Google and Microsoft have followed Amazon's lead on this front with Actions on Google and Cortana Skills, respectively. These toolkits let you build particular skills but they're also evolving to incorporate natural language processing (NLP) and features such as proactive suggestions to recommend a skill to users in the right context (for instance, a reminder to order food for a regular lunch meeting).
PCMag recently caught up with Limp at the Wired Business Conference in New York City. Limp said Amazon is not actively building any Alexa capabilities specifically geared toward enterprise business, because it doesn't have to. The benefit of having the strongest ecosystem is that businesses will take the platform and build what they want, and in some cases, pair that experience with Amazon's hardware at scale.
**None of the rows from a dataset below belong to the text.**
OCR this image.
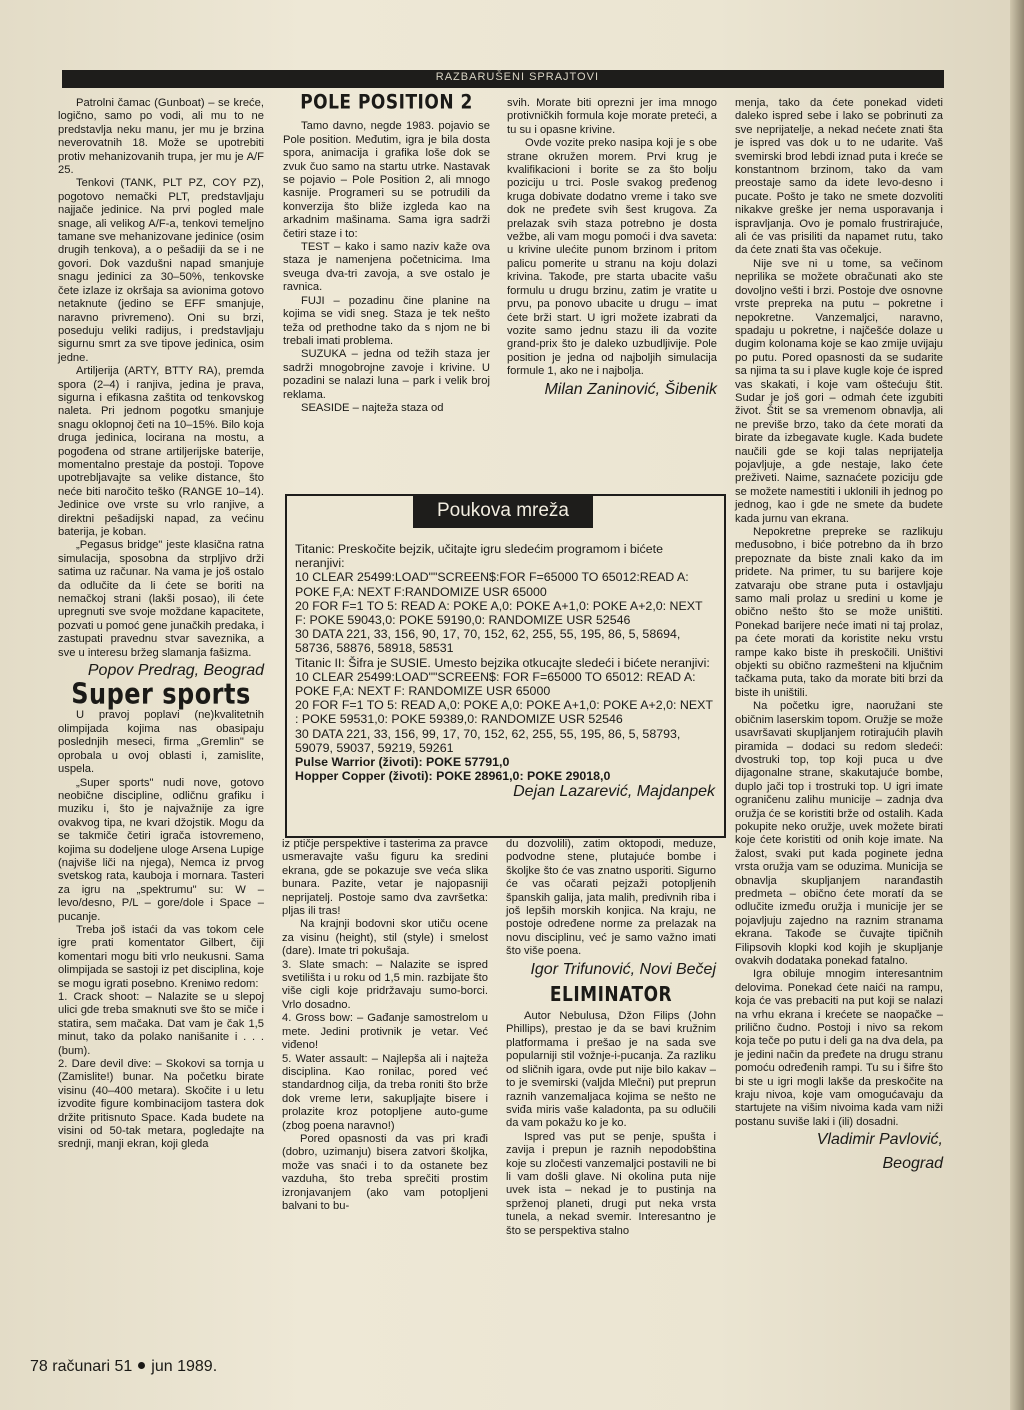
RAZBARUŠENI SPRAJTOVI

Patrolni čamac (Gunboat) – se kreće, logično, samo po vodi, ali mu to ne predstavlja neku manu, jer mu je brzina neverovatnih 18. Može se upotrebiti protiv mehanizovanih trupa, jer mu je A/F 25.

Tenkovi (TANK, PLT PZ, COY PZ), pogotovo nemački PLT, predstavljaju najjače jedinice. Na prvi pogled male snage, ali velikog A/F-a, tenkovi temeljno tamane sve mehanizovane jedinice (osim drugih tenkova), a o pešadiji da se i ne govori. Dok vazdušni napad smanjuje snagu jedinici za 30–50%, tenkovske čete izlaze iz okršaja sa avionima gotovo netaknute (jedino se EFF smanjuje, naravno privremeno). Oni su brzi, poseduju veliki radijus, i predstavljaju sigurnu smrt za sve tipove jedinica, osim jedne.

Artiljerija (ARTY, BTTY RA), premda spora (2–4) i ranjiva, jedina je prava, sigurna i efikasna zaštita od tenkovskog naleta. Pri jednom pogotku smanjuje snagu oklopnoj četi na 10–15%. Bilo koja druga jedinica, locirana na mostu, a pogođena od strane artiljerijske baterije, momentalno prestaje da postoji. Topove upotrebljavajte sa velike distance, što neće biti naročito teško (RANGE 10–14). Jedinice ove vrste su vrlo ranjive, a direktni pešadijski napad, za većinu baterija, je koban.

„Pegasus bridge" jeste klasična ratna simulacija, sposobna da strpljivo drži satima uz računar. Na vama je još ostalo da odlučite da li ćete se boriti na nemačkoj strani (lakši posao), ili ćete upregnuti sve svoje moždane kapacitete, pozvati u pomoć gene junačkih predaka, i zastupati pravednu stvar saveznika, a sve u interesu bržeg slamanja fašizma.

Popov Predrag, Beograd
Super sports

U pravoj poplavi (ne)kvalitetnih olimpijada kojima nas obasipaju poslednjih meseci, firma „Gremlin" se oprobala u ovoj oblasti i, zamislite, uspela.

„Super sports" nudi nove, gotovo neobične discipline, odličnu grafiku i muziku i, što je najvažnije za igre ovakvog tipa, ne kvari džojstik. Mogu da se takmiče četiri igrača istovremeno, kojima su dodeljene uloge Arsena Lupige (najviše liči na njega), Nemca iz prvog svetskog rata, kauboja i mornara. Tasteri za igru na „spektrumu" su: W – levo/desno, P/L – gore/dole i Space – pucanje.

Treba još istaći da vas tokom cele igre prati komentator Gilbert, čiji komentari mogu biti vrlo neukusni. Sama olimpijada se sastoji iz pet disciplina, koje se mogu igrati posebno. Kreniмо redom:

1. Crack shoot: – Nalazite se u slepoj ulici gde treba smaknuti sve što se miče i statira, sem mačaka. Dat vam je čak 1,5 minut, tako da polako nanišanite i . . . (bum).

2. Dare devil dive: – Skokovi sa tornja u (Zamislite!) bunar. Na početku birate visinu (40–400 metara). Skočite i u letu izvodite figure kombinacijom tastera dok držite pritisnuto Space. Kada budete na visini od 50-tak metara, pogledajte na srednji, manji ekran, koji gleda

POLE POSITION 2

Tamo davno, negde 1983. pojavio se Pole position. Međutim, igra je bila dosta spora, animacija i grafika loše dok se zvuk čuo samo na startu utrke. Nastavak se pojavio – Pole Position 2, ali mnogo kasnije. Programeri su se potrudili da konverzija što bliže izgleda kao na arkadnim mašinama. Sama igra sadrži četiri staze i to:

TEST – kako i samo naziv kaže ova staza je namenjena početnicima. Ima sveuga dva-tri zavoja, a sve ostalo je ravnica.

FUJI – pozadinu čine planine na kojima se vidi sneg. Staza je tek nešto teža od prethodne tako da s njom ne bi trebali imati problema.

SUZUKA – jedna od težih staza jer sadrži mnogobrojne zavoje i krivine. U pozadini se nalazi luna – park i velik broj reklama.

SEASIDE – najteža staza od

svih. Morate biti oprezni jer ima mnogo protivničkih formula koje morate preteći, a tu su i opasne krivine.

Ovde vozite preko nasipa koji je s obe strane okružen morem. Prvi krug je kvalifikacioni i borite se za što bolju poziciju u trci. Posle svakog pređenog kruga dobivate dodatno vreme i tako sve dok ne pređete svih šest krugova. Za prelazak svih staza potrebno je dosta vežbe, ali vam mogu pomoći i dva saveta: u krivine ulećite punom brzinom i pritom palicu pomerite u stranu na koju dolazi krivina. Takođe, pre starta ubacite vašu formulu u drugu brzinu, zatim je vratite u prvu, pa ponovo ubacite u drugu – imat ćete brži start. U igri možete izabrati da vozite samo jednu stazu ili da vozite grand-prix što je daleko uzbudljivije. Pole position je jedna od najboljih simulacija formule 1, ako ne i najbolja.

Milan Zaninović, Šibenik

menja, tako da ćete ponekad videti daleko ispred sebe i lako se pobrinuti za sve neprijatelje, a nekad nećete znati šta je ispred vas dok u to ne udarite. Vaš svemirski brod lebdi iznad puta i kreće se konstantnom brzinom, tako da vam preostaje samo da idete levo-desno i pucate. Pošto je tako ne smete dozvoliti nikakve greške jer nema usporavanja i ispravljanja. Ovo je pomalo frustrirajuće, ali će vas prisiliti da napamet rutu, tako da ćete znati šta vas očekuje.

Nije sve ni u tome, sa večinom neprilika se možete obračunati ako ste dovoljno vešti i brzi. Postoje dve osnovne vrste prepreka na putu – pokretne i nepokretne. Vanzemaljci, naravno, spadaju u pokretne, i najčešće dolaze u dugim kolonama koje se kao zmije uvijaju po putu. Pored opasnosti da se sudarite sa njima ta su i plave kugle koje će ispred vas skakati, i koje vam oštećuju štit. Sudar je još gori – odmah ćete izgubiti život. Štit se sa vremenom obnavlja, ali ne previše brzo, tako da ćete morati da birate da izbegavate kugle. Kada budete naučili gde se koji talas neprijatelja pojavljuje, a gde nestaje, lako ćete preživeti. Naime, saznaćete poziciju gde se možete namestiti i uklonili ih jednog po jednog, kao i gde ne smete da budete kada jurnu van ekrana.

Nepokretne prepreke se razlikuju međusobno, i biće potrebno da ih brzo prepoznate da biste znali kako da im pridete. Na primer, tu su barijere koje zatvaraju obe strane puta i ostavljaju samo mali prolaz u sredini u kome je obično nešto što se može uništiti. Ponekad barijere neće imati ni taj prolaz, pa ćete morati da koristite neku vrstu rampe kako biste ih preskočili. Uništivi objekti su obično razmešteni na ključnim tačkama puta, tako da morate biti brzi da biste ih uništili.

Na početku igre, naoružani ste običnim laserskim topom. Oružje se može usavršavati skupljanjem rotirajućih plavih piramida – dodaci su redom sledeći: dvostruki top, top koji puca u dve dijagonalne strane, skakutajuće bombe, duplo jači top i trostruki top. U igri imate ograničenu zalihu municije – zadnja dva oružja će se koristiti brže od ostalih. Kada pokupite neko oružje, uvek možete birati koje ćete koristiti od onih koje imate. Na žalost, svaki put kada poginete jedna vrsta oružja vam se oduzima. Municija se obnavlja skupljanjem naranđastih predmeta – obično ćete moratí da se odlučite između oružja i municije jer se pojavljuju zajedno na raznim stranama ekrana. Takođe se čuvajte tipičnih Filipsovih klopki kod kojih je skupljanje ovakvih dodataka ponekad fatalno.

Igra obiluje mnogim interesantnim delovima. Ponekad ćete naići na rampu, koja će vas prebaciti na put koji se nalazi na vrhu ekrana i krećete se naopačke – prilično čudno. Postoji i nivo sa rekom koja teče po putu i deli ga na dva dela, pa je jedini način da pređete na drugu stranu pomoću određenih rampi. Tu su i šifre što bi ste u igri mogli lakše da preskočite na kraju nivoa, koje vam omogućavaju da startujete na višim nivoima kada vam niži postanu suviše laki i (ili) dosadni.

Vladimir Pavlović,
Beograd
Poukova mreža

Titanic: Preskočite bejzik, učitajte igru sledećim programom i bićete neranjivi:

10 CLEAR 25499:LOAD""SCREEN$:FOR F=65000 TO 65012:READ A: POKE F,A: NEXT F:RANDOMIZE USR 65000

20 FOR F=1 TO 5: READ A: POKE A,0: POKE A+1,0: POKE A+2,0: NEXT F: POKE 59043,0: POKE 59190,0: RANDOMIZE USR 52546

30 DATA 221, 33, 156, 90, 17, 70, 152, 62, 255, 55, 195, 86, 5, 58694, 58736, 58876, 58918, 58531

Titanic II: Šifra je SUSIE. Umesto bejzika otkucajte sledeći i bićete neranjivi:

10 CLEAR 25499:LOAD""SCREEN$: FOR F=65000 TO 65012: READ A: POKE F,A: NEXT F: RANDOMIZE USR 65000

20 FOR F=1 TO 5: READ A,0: POKE A,0: POKE A+1,0: POKE A+2,0: NEXT : POKE 59531,0: POKE 59389,0: RANDOMIZE USR 52546

30 DATA 221, 33, 156, 99, 17, 70, 152, 62, 255, 55, 195, 86, 5, 58793, 59079, 59037, 59219, 59261

Pulse Warrior (životi): POKE 57791,0

Hopper Copper (životi): POKE 28961,0: POKE 29018,0

Dejan Lazarević, Majdanpek

iz ptičje perspektive i tasterima za pravce usmeravajte vašu figuru ka sredini ekrana, gde se pokazuje sve veća slika bunara. Pazite, vetar je najopasniji neprijatelj. Postoje samo dva završetka: pljas ili tras!

Na krajnji bodovni skor utiču ocene za visinu (height), stil (style) i smelost (dare). Imate tri pokušaja.

3. Slate smach: – Nalazite se ispred svetilišta i u roku od 1,5 min. razbijate što više cigli koje pridržavaju sumo-borci. Vrlo dosadno.

4. Gross bow: – Gađanje samostrelom u mete. Jedini protivnik je vetar. Već viđeno!

5. Water assault: – Najlepša ali i najteža disciplina. Kao ronilac, pored već standardnog cilja, da treba roniti što brže dok vreme lети, sakupljajte bisere i prolazite kroz potopljene auto-gume (zbog poena naravno!)

Pored opasnosti da vas pri krađi (dobro, uzimanju) bisera zatvori školjka, može vas snaći i to da ostanete bez vazduha, što treba sprečiti prostim izronjavanjem (ako vam potopljeni balvani to bu-

du dozvolili), zatim oktopodi, meduze, podvodne stene, plutajuće bombe i školjke što će vas znatno usporiti. Sigurno će vas očarati pejzaži potopljenih španskih galija, jata malih, predivnih riba i još lepših morskih konjica. Na kraju, ne postoje određene norme za prelazak na novu disciplinu, već je samo važno imati što više poena.

Igor Trifunović, Novi Bečej
ELIMINATOR

Autor Nebulusa, Džon Filips (John Phillips), prestao je da se bavi kružnim platformama i prešao je na sada sve popularniji stil vožnje-i-pucanja. Za razliku od sličnih igara, ovde put nije bilo kakav – to je svemirski (valjda Mlečni) put preprun raznih vanzemaljaca kojima se nešto ne sviđa miris vaše kaladonta, pa su odlučili da vam pokažu ko je ko.

Ispred vas put se penje, spušta i zavija i prepun je raznih nepodobština koje su zločesti vanzemaljci postavili ne bi li vam došli glave. Ni okolina puta nije uvek ista – nekad je to pustinja na sprženoj planeti, drugi put neka vrsta tunela, a nekad svemir. Interesantno je što se perspektiva stalno

78 računari 51 jun 1989.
"In enterprise areas, we've seen a bunch of fascinating uses already," added Limp. "Wynn Hotels is putting an Echo in every hotel room, so imagine all the use cases to automate that room. Another entertainment one is at one of the stadiums [Safeco Field] in Seattle, where the stadium is putting them in sky boxes to get scores and order food, or they can write custom skills for it."
The next step, according to Limp, is making all of those skills (currently more than 13,000) easily discoverable and manageable. App stores have never quite solved longtail app discoverability. After that, he said it's about integrating and standardizing across virtual assistant platforms to tie together this "world of a million skills."
"Our view is, it's not homogeneous. Our hope and first efforts were to open up the environment to skills to augment Alexa, but over time, you could imagine invoking Cortana or another assistant," said Limp. "You should be able to say, 'Alexa, ask Siri X.' That's a very real use case. The difference between Alexa, Siri, Cortana, and Google Assistant are more horizontal than anything else. Opening standards around how these AIs interoperate is super important. Whether that's the formulation of standards or making sure that that our APIs [application programming interfaces] are open and published. We see the world looking like that."
Interoperability aside, the fact is, this space is still only a few years old. Amazon launched The Alexa Fund last year to spur innovation in the space, committing to invest up to $100 million in venture capital (VC) funding to both startups and established brands pushing the boundaries of what voice and virtual assistant tech can do. Google and Microsoft are both heavily invested in continued research as well.
Both Microsoft's Jones and Google's Hafsteinsson talked about the need to improve NL processing and conversational understanding before we see virtual assistants become not only widely adopted by consumers, but truly ingrained in everyday business operations.
"Overall, the industry is still really early," said Microsoft's Jones. "Adoption is early. We're seeing a growing interest in the home and a big opportunity in productivity and work, but it's not just about understanding what I'm saying. It's about understanding the intent, especially as we bring this technology to even more conversational platforms."
Google's Hafsteinsson agress that we're only scratching the surface of the different contexts and new use cases for this tech. More important than looking at adoption numbers, he feels the presence and contextual convenience of virtual assistants will gradually shift our behavior.
"In the last two years, we've seen this explosion in the technology. But you have to understand that its future is not based on numbers," said Hafsteinsson. "It's based on the advantages it brings to human beings. Ignore it at your own risk."